Los autores ofrecen un drama histórico realizado con métodos propios del documental de creación, con actores no profesionales que interpretan roles muy parecidos a los de su vida real. A lo largo de la película, se alternan las escenas de bailes, los ritos de iniciación y los trabajos en grupo. La mirada es amable, y se destaca el sentimiento de comunidad, la lógica del apoyo mutuo y la vida en contacto con la naturaleza.
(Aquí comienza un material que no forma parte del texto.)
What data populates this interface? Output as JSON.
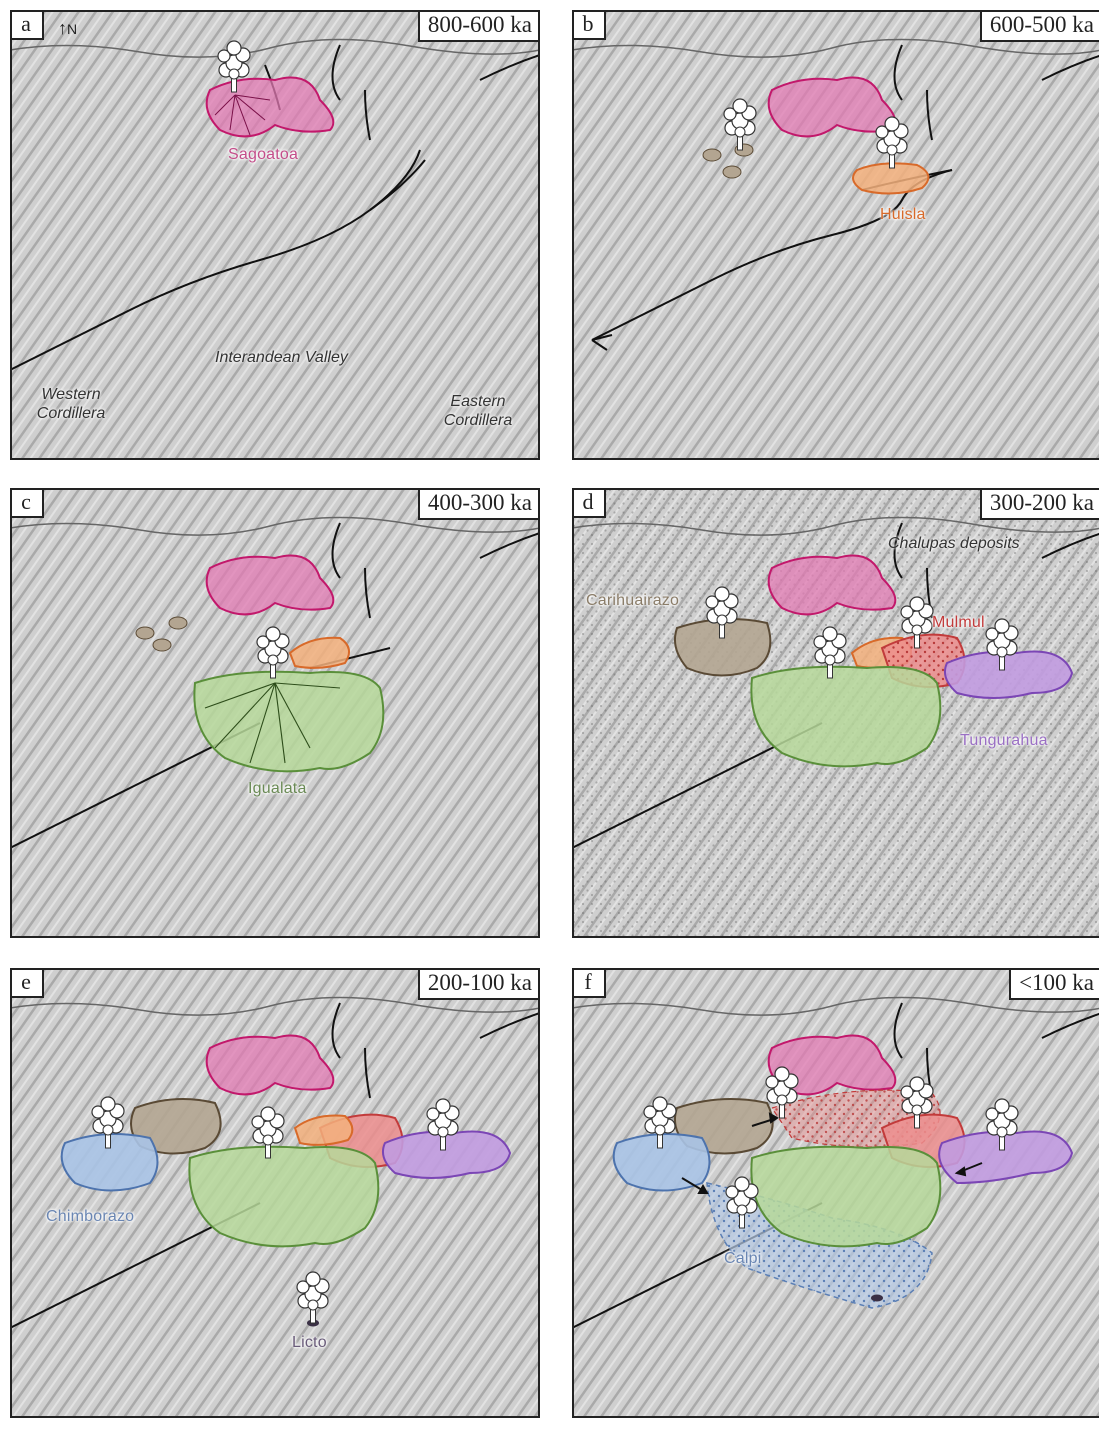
{
  "colors": {
    "sagoatoa": "#e27ab3",
    "huisla": "#f3b07d",
    "igualata": "#b6d89a",
    "carihuairazo": "#b3a591",
    "mulmul": "#ec8d8d",
    "tungurahua": "#c19be0",
    "chimborazo": "#a9c3e6",
    "calpi": "#b7cbe6",
    "terrain": "#c7c7c7",
    "fault": "#111111"
  },
  "icons": {
    "eruption": "eruption-plume-icon",
    "north": "north-arrow-icon"
  },
  "panels": [
    {
      "id": "a",
      "letter": "a",
      "age": "800-600 ka",
      "north": "N",
      "labels": {
        "sagoatoa": "Sagoatoa",
        "valley": "Interandean Valley",
        "western": "Western Cordillera",
        "eastern": "Eastern Cordillera"
      }
    },
    {
      "id": "b",
      "letter": "b",
      "age": "600-500 ka",
      "labels": {
        "huisla": "Huisla"
      }
    },
    {
      "id": "c",
      "letter": "c",
      "age": "400-300 ka",
      "labels": {
        "igualata": "Igualata"
      }
    },
    {
      "id": "d",
      "letter": "d",
      "age": "300-200 ka",
      "labels": {
        "chalupas": "Chalupas deposits",
        "carihuairazo": "Carihuairazo",
        "mulmul": "Mulmul",
        "tungurahua": "Tungurahua"
      }
    },
    {
      "id": "e",
      "letter": "e",
      "age": "200-100 ka",
      "labels": {
        "chimborazo": "Chimborazo",
        "licto": "Licto"
      }
    },
    {
      "id": "f",
      "letter": "f",
      "age": "<100 ka",
      "labels": {
        "calpi": "Calpi"
      }
    }
  ]
}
Dentro del protagonismo coral, parece detectarse una especial atención dedicada a algunos personajes femeninos. Las figuras de autoridad son siempre masculinas, porque se presenta una sociedad con divisiones sexistas del trabajo y los roles, pero Butler y Dean se fijan especialmente en Wawa, en su rebeldía hacia un matrimonio impuesto... y también en la hermana de ella, una niña cuya curiosidad facilita que la audiencia descubra con ella la vida del poblado y sus alrededores.
Paisajismo narrativo
En general, Tanna tiene algo de contemplación entregada de un paraíso perdido, sin hacer hincapié en los aspectos más cuestionables del pueblo yakel, sea por simpatía sincera o por la distancia del etnógrafo que no quiere caer en ningún tipo de supremacismo cultural.
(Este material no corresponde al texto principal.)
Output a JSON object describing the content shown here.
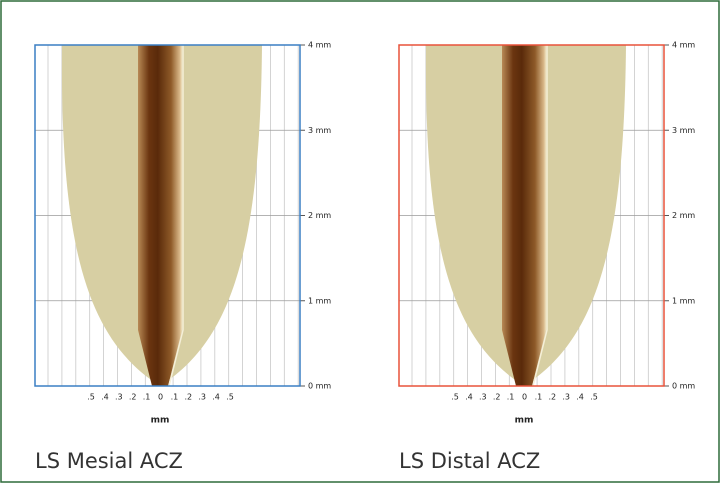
{
  "panels": [
    {
      "title": "LS Mesial ACZ",
      "x_label": "mm",
      "x_ticks": [
        ".5",
        ".4",
        ".3",
        ".2",
        ".1",
        "0",
        ".1",
        ".2",
        ".3",
        ".4",
        ".5"
      ],
      "y_ticks": [
        "4 mm",
        "3 mm",
        "2 mm",
        "1 mm",
        "0 mm"
      ]
    },
    {
      "title": "LS Distal ACZ",
      "x_label": "mm",
      "x_ticks": [
        ".5",
        ".4",
        ".3",
        ".2",
        ".1",
        "0",
        ".1",
        ".2",
        ".3",
        ".4",
        ".5"
      ],
      "y_ticks": [
        "4 mm",
        "3 mm",
        "2 mm",
        "1 mm",
        "0 mm"
      ]
    }
  ]
}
La manera de filmar rostros, cuerpos y paisajes también tiende a la fascinación. Los responsables afrontan las dificultades de encontrar una manera de representar la naturaleza y la vida tribal que rehuya las convenciones de National Geographic o Discovery, sin acercarse al documentalismo experimental. Se impone un preciosismo dúctil. Algunos planos paisajísticos, de figuras pequeñas y espacios monumentales (como el impresionante monte volcánico Yasur), conviven con los planos cortos y los detalles de interacción entre personajes filmados con aparente naturalidad.
En paralelo, se despliega una banda sonora con atmósferas electrónicas e irrupciones vocales de una de las estrellas musicales de Oceanía: la australiana Lisa Gerrard, antigua miembro del dúo Dead Can Dance. Compositora e intérprete de bandas sonoras, en solitario o en colaboración con históricos como Ennio Morricone o Hans Zimmer, Gerrard contribuye a dotar las imágenes de una cierta belleza inquietante.
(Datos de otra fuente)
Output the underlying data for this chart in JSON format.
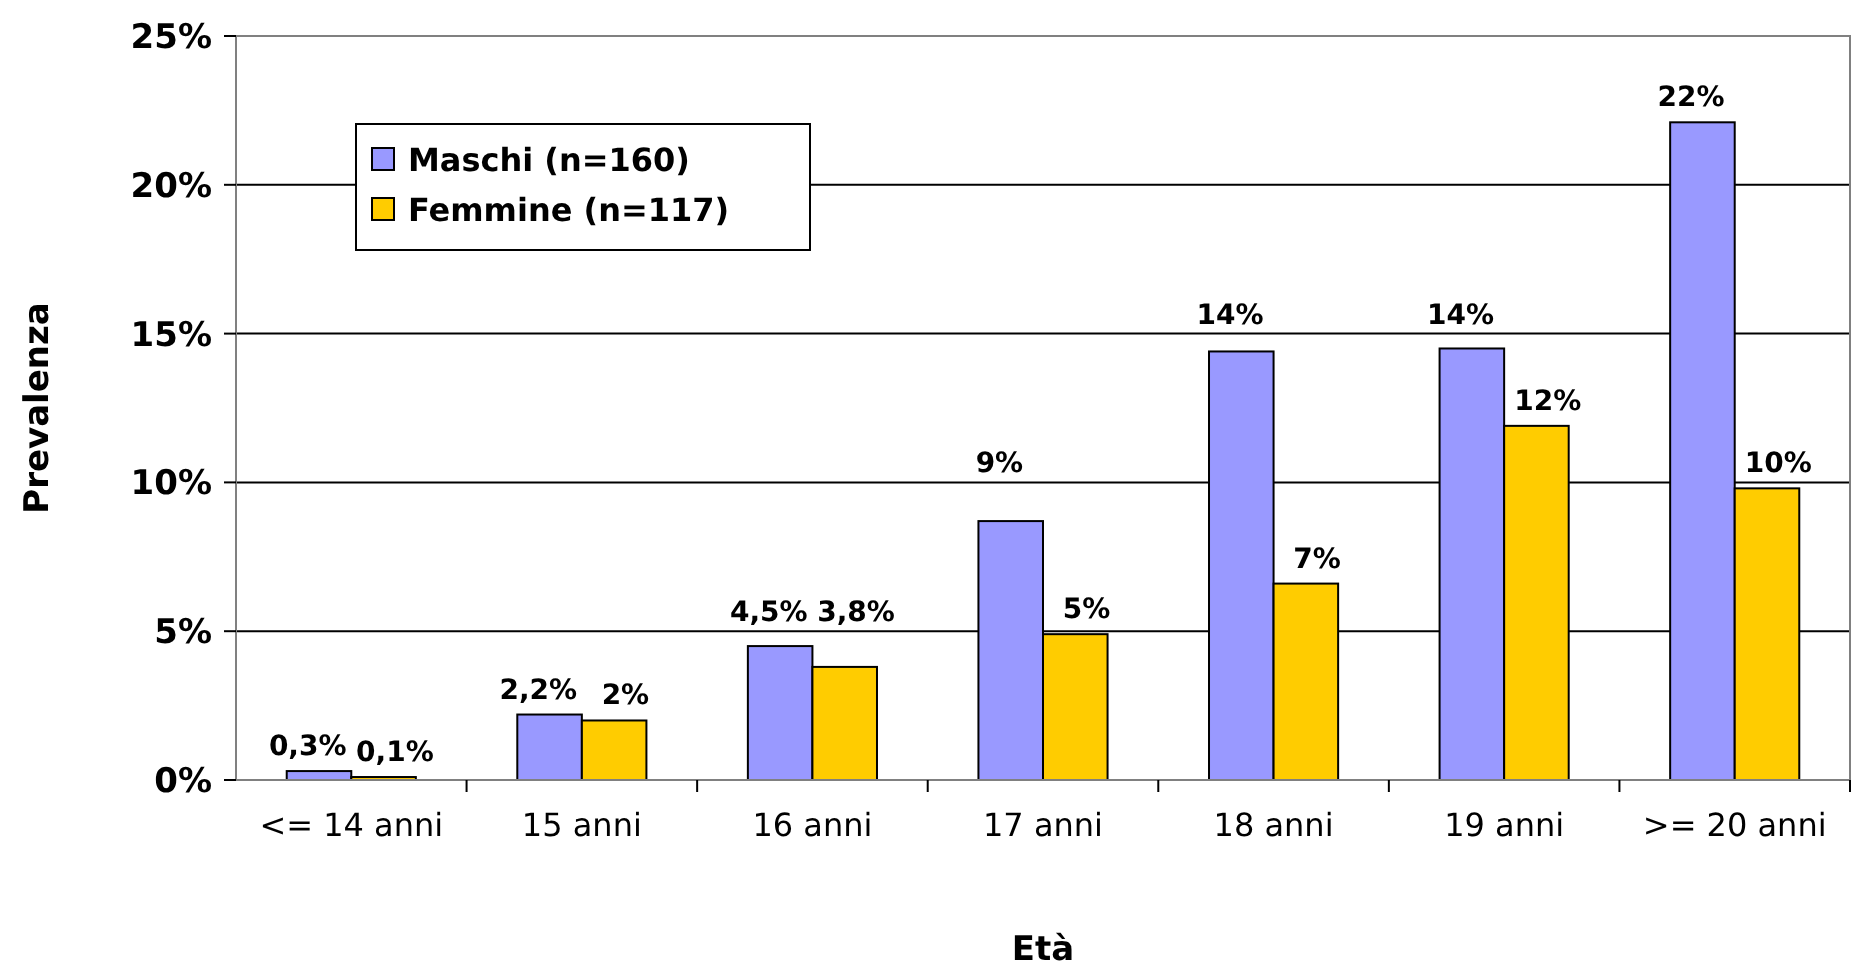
{
  "chart_data": {
    "type": "bar",
    "xlabel": "Età",
    "ylabel": "Prevalenza",
    "categories": [
      "<= 14 anni",
      "15 anni",
      "16 anni",
      "17 anni",
      "18 anni",
      "19 anni",
      ">= 20 anni"
    ],
    "series": [
      {
        "name": "Maschi (n=160)",
        "color": "#9999ff",
        "values": [
          0.3,
          2.2,
          4.5,
          8.7,
          14.4,
          14.5,
          22.1
        ],
        "value_labels": [
          "0,3%",
          "2,2%",
          "4,5%",
          "9%",
          "14%",
          "14%",
          "22%"
        ]
      },
      {
        "name": "Femmine (n=117)",
        "color": "#ffcc00",
        "values": [
          0.1,
          2.0,
          3.8,
          4.9,
          6.6,
          11.9,
          9.8
        ],
        "value_labels": [
          "0,1%",
          "2%",
          "3,8%",
          "5%",
          "7%",
          "12%",
          "10%"
        ]
      }
    ],
    "ylim": [
      0,
      25
    ],
    "yticks": [
      {
        "value": 0,
        "label": "0%"
      },
      {
        "value": 5,
        "label": "5%"
      },
      {
        "value": 10,
        "label": "10%"
      },
      {
        "value": 15,
        "label": "15%"
      },
      {
        "value": 20,
        "label": "20%"
      },
      {
        "value": 25,
        "label": "25%"
      }
    ],
    "grid": "y",
    "legend": "top left"
  }
}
Al final, se emiten diversos mensajes. Los yakel y sus vecinos asumen que, a pesar de lo importantes que puedan ser las tradiciones y las maneras de vivir, estas deben adaptarse a los deseos y las necesidades de la gente. Un acotado drama humano les lleva a impulsar un cambio social relevante.
Por el camino, también se incluye una advertencia sobre los ciclos de venganza y sus efectos. “No podemos seguir haciéndonos cosas terribles los unos a los otros. Necesitamos vivir sin miedo”, dice la protagonista femenina con un pacifismo también pragmático. Quizá se podría tomar nota de ello.